Ma non si sa quanto effettivamente sarà più lungo (se lo sarà): alcuni esperti hanno ipotizzato che il termine della scuola potrebbe coincidere con la fine del mese di giugno

E non si sa neanche a chi sarà destinato questo eventuale provvedimento, se solo agli studenti delle superiori o anche a quelli delle elementari e delle medie, che hanno comunque perso meno giorni. 

Scuola, l'opinione di presidi e sindacati

L'ipotesi di allungamento dell'anno scolastico è stata già discussa dai presidi, i quali hanno fatto notare che i cambiamenti del calendario sono difficili da mettere in atto. Antonio Giannelli, a capo dell'Associazione nazionale presidi, ha affermato che si potrebbe trattare solo di un «allungamento moderato».

Intanto, varie perplessità sulle dichiarazioni di Draghi arrivano dal sindacato Snals, la cui segretaria Elvira Serafini ha affermato che l'intervento del prof. Draghi sulla scuola rende dubbiosi, «comunicando alle famiglie e agli alunni la sensazione che quanto finora costruito insieme non rappresenti nulla, anzi, sia stata una mera perdita di tempo».
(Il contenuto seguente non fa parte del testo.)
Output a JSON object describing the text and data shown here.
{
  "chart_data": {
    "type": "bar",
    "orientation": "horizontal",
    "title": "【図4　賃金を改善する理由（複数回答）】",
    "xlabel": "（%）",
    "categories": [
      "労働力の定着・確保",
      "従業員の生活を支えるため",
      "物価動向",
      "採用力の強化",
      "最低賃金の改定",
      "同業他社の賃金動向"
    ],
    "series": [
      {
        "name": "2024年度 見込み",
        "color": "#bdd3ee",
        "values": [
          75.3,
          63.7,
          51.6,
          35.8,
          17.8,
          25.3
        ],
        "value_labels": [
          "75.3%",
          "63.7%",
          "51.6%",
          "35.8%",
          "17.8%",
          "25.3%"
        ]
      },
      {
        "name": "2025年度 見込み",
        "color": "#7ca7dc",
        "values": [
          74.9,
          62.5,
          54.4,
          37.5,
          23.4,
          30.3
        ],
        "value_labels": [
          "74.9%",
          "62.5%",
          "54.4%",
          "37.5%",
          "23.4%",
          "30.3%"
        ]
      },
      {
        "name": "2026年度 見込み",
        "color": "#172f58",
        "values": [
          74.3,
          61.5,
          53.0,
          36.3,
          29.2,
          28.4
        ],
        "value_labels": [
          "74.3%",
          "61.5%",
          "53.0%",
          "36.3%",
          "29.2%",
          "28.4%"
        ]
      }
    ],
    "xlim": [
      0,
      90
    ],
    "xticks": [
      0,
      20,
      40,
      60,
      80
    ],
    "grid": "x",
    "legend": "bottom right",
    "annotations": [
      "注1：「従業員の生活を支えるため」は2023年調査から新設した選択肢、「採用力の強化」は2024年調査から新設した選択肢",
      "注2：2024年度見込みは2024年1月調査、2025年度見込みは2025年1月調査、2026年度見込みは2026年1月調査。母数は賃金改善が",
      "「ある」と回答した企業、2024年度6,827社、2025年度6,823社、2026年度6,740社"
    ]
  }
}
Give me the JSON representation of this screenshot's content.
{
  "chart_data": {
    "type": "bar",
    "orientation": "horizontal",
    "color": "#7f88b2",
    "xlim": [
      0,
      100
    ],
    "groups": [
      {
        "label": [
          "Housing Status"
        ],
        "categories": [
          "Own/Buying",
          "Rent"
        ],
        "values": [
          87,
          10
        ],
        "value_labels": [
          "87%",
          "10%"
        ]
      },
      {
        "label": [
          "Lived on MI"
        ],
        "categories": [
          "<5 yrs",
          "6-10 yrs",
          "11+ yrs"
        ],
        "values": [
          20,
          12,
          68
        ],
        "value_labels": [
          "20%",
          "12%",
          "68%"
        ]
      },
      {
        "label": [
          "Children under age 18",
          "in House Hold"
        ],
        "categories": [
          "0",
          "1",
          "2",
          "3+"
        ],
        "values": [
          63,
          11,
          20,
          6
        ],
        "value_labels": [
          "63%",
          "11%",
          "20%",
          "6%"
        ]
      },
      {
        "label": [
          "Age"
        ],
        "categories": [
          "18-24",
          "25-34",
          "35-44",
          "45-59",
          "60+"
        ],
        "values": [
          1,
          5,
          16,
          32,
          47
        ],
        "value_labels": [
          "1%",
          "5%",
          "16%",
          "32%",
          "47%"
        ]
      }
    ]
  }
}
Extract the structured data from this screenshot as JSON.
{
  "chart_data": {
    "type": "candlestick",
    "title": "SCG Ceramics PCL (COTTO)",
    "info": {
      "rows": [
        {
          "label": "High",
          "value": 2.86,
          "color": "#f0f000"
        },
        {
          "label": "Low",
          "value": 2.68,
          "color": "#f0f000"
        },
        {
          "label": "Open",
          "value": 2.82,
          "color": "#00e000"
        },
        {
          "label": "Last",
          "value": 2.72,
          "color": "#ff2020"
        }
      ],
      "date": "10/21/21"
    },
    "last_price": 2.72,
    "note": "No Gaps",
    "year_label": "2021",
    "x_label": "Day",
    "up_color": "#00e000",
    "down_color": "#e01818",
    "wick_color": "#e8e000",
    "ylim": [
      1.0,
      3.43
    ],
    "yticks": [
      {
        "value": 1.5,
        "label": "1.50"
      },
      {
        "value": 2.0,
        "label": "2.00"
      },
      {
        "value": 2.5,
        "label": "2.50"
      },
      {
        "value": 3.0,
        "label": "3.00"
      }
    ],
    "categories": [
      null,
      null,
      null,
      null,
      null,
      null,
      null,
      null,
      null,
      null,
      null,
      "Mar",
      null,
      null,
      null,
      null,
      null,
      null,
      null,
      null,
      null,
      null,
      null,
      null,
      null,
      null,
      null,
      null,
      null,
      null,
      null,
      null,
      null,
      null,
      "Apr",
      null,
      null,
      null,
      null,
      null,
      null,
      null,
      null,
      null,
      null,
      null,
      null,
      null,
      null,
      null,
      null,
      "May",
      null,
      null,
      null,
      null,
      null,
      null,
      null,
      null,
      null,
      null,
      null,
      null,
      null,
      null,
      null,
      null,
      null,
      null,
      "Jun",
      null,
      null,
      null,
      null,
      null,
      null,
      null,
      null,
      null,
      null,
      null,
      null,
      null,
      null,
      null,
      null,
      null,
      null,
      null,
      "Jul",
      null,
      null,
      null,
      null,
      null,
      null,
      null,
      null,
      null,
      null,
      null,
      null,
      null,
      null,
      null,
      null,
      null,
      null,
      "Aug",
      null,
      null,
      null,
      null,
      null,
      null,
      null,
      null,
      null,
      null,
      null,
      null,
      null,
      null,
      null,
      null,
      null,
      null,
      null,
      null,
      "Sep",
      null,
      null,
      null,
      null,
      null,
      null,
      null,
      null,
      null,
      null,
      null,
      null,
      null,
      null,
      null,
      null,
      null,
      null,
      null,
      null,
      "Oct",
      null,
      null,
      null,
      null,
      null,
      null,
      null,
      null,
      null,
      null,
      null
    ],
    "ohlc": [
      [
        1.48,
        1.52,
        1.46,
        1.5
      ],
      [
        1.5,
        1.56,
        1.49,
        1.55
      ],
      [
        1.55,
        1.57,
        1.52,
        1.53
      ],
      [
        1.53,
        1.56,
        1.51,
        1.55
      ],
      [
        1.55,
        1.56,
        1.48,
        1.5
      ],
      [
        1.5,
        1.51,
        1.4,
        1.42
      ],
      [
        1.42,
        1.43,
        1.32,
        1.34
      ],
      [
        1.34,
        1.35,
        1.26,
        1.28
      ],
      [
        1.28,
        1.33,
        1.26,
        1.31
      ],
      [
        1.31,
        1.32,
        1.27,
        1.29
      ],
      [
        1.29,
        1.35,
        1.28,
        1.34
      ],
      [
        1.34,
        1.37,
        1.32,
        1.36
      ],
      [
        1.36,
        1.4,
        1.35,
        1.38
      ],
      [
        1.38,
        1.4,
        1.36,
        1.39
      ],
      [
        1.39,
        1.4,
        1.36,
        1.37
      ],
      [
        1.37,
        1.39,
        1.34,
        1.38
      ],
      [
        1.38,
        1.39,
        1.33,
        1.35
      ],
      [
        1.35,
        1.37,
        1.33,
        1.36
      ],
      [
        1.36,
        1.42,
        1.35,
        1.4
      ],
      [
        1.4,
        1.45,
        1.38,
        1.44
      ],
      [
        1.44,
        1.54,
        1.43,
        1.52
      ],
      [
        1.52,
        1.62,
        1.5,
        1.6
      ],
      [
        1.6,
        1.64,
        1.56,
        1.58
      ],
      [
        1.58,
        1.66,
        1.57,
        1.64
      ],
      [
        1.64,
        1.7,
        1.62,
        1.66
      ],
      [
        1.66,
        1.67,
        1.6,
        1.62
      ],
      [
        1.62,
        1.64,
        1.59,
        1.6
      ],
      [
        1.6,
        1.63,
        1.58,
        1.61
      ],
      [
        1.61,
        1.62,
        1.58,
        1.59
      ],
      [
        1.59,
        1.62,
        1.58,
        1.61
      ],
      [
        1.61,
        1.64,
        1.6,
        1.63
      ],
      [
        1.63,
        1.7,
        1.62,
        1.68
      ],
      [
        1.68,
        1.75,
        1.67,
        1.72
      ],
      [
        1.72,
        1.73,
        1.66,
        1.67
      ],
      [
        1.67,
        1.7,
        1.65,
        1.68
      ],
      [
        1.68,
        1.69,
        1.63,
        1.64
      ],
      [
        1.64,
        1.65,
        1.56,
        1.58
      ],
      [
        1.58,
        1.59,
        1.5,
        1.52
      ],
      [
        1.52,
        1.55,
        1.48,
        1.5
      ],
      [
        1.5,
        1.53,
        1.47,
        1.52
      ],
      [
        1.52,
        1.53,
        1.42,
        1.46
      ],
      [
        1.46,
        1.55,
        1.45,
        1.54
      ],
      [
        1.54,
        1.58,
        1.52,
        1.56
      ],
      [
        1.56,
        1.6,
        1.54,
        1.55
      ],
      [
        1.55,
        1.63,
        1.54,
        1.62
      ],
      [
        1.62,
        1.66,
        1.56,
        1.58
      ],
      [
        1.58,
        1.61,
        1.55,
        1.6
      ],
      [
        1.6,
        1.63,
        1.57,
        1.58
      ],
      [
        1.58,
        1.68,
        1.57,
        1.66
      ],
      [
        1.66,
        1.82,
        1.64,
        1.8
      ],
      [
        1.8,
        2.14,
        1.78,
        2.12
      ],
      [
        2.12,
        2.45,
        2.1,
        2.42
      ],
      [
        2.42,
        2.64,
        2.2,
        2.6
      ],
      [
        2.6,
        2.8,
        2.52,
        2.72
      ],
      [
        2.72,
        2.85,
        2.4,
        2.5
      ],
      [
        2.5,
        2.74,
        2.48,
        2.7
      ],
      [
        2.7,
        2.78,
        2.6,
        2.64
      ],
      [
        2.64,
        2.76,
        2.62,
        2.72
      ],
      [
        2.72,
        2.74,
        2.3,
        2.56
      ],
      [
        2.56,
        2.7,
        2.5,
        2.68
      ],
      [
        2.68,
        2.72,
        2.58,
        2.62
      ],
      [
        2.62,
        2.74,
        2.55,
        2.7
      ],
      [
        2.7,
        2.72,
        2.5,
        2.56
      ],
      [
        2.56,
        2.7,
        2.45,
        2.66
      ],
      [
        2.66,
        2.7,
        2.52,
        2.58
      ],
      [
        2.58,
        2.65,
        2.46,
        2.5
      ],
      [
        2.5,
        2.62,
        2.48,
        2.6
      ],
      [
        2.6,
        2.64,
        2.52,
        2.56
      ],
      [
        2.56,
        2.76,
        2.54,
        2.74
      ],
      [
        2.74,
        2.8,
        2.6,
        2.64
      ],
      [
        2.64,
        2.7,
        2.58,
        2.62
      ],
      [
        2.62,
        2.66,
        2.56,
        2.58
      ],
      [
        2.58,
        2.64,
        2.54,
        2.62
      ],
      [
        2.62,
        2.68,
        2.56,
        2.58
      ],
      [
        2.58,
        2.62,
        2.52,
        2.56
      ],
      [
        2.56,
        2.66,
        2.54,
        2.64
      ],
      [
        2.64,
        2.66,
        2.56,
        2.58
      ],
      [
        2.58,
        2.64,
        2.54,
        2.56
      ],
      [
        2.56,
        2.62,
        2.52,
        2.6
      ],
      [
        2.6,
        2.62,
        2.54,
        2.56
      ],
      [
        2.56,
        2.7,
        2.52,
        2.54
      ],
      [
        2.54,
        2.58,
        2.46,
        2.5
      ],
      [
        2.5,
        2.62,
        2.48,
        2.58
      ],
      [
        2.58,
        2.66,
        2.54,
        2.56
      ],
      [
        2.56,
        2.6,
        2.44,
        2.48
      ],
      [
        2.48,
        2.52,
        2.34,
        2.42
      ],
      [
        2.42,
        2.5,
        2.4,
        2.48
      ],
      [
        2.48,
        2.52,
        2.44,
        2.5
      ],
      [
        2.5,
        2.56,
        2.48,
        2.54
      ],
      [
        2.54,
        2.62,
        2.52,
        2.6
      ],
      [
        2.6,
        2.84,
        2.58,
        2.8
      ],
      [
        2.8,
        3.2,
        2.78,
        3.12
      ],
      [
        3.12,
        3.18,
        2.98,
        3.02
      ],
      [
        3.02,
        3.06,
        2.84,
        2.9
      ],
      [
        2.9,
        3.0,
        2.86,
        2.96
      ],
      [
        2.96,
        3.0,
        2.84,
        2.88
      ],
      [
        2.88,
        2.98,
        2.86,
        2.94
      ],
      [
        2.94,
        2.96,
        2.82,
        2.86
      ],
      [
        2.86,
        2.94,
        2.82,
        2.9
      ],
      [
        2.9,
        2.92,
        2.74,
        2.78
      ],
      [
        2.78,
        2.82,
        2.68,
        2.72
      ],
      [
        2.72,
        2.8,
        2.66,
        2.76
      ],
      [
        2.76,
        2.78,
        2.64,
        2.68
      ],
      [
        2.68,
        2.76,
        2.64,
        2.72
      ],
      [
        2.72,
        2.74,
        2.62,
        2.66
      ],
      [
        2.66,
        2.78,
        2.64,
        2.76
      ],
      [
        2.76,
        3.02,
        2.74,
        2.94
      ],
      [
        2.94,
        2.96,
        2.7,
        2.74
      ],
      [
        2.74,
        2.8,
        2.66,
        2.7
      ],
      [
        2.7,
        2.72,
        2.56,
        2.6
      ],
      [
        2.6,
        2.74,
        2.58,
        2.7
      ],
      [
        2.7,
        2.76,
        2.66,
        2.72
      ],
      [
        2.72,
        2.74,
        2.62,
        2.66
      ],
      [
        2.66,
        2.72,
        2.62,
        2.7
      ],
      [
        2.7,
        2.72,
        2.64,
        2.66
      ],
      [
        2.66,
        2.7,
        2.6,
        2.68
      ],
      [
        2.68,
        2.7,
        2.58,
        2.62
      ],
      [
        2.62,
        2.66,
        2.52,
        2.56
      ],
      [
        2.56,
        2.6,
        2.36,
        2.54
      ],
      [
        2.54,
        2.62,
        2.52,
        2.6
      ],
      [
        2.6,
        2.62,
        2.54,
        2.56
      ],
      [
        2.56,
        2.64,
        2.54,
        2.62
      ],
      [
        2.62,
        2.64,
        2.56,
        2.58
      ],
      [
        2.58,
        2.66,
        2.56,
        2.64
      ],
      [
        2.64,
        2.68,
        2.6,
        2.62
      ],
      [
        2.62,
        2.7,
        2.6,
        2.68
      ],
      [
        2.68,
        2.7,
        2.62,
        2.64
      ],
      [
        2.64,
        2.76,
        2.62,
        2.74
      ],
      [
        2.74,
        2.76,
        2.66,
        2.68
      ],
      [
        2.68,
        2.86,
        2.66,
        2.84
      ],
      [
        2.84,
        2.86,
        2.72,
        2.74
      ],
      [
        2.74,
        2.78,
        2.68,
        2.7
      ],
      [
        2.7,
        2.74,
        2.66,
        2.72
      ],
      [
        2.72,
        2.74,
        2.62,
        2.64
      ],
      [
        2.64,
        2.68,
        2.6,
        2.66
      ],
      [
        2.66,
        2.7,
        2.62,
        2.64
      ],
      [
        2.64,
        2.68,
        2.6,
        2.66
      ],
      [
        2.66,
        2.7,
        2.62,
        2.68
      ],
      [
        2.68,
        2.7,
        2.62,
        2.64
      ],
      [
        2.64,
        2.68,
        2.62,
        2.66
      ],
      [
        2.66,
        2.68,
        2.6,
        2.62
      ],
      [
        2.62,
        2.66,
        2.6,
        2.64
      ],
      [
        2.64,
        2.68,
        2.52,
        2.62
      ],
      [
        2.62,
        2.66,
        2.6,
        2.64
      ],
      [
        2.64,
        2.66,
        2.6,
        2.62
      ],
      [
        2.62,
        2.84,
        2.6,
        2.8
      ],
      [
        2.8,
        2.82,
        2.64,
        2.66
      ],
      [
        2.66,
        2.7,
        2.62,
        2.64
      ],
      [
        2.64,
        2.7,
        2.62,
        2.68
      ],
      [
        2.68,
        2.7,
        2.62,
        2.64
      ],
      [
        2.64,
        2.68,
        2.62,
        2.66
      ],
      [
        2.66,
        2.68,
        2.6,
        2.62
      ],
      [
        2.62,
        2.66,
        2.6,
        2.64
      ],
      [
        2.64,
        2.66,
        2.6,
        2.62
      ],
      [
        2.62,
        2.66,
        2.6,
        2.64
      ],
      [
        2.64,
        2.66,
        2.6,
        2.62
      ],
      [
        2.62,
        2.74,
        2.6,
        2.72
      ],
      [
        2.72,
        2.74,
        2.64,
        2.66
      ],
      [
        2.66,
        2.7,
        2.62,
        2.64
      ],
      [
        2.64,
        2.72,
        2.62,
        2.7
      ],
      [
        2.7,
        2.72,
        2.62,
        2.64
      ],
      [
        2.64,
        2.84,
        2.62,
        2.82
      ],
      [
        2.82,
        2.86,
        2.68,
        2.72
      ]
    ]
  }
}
Francesco Sinopoli, Cgil, ha dichiarato che la scuola ha fatto la sua parte, nonostante le scelte sbagliate: «La soluzione non è il prolungamento, ma programmi mirati al recupero degli apprendimenti».

Maddalena Gissi, Cisl, ha detto che prima di parlare di rimodulazione dei giorni si dovrebbe parlare di incremento del tempo scuola e di qualità dell'offerta formativa. Pino Turi, Uil, ha dichiarato: «Noi non sappiamo cosa pensi Draghi sulla scuola, ma se si parla di cambiamento del calendario, allungandolo, si apre una valutazione che non riconosce alla didattica a distanza la funzione di vera scuola che è solo in presenza. Si riconosce, come noi andiamo dicendo da tempo, la Dad come strategia didattica di emergenza».

Esami di maturità

Inoltre, i dubbi sul prolungamento dell'anno scolastico investono anche la questione degli esami di maturità. Questi iniziano a metà giugno per terminare verso la metà di luglio. Possono essere spostati in avanti di un paio di settimane, ma non di più, altrimenti si arriva al mese di agosto. E sarebbe un problema per tutti coloro che devono affrontare le selezioni per le università.

Inoltre, occorre anche ricordare che il calendario scolastico varia in base alle regioni e che in alcune il mese di agosto sarebbe davvero troppo caldo. E le scuole senza aria condizionata potrebbero essere tante. 

Occorrerà pazientare ancora alcune settimane per conoscere le decisioni del nuovo governo in ambito scolastico.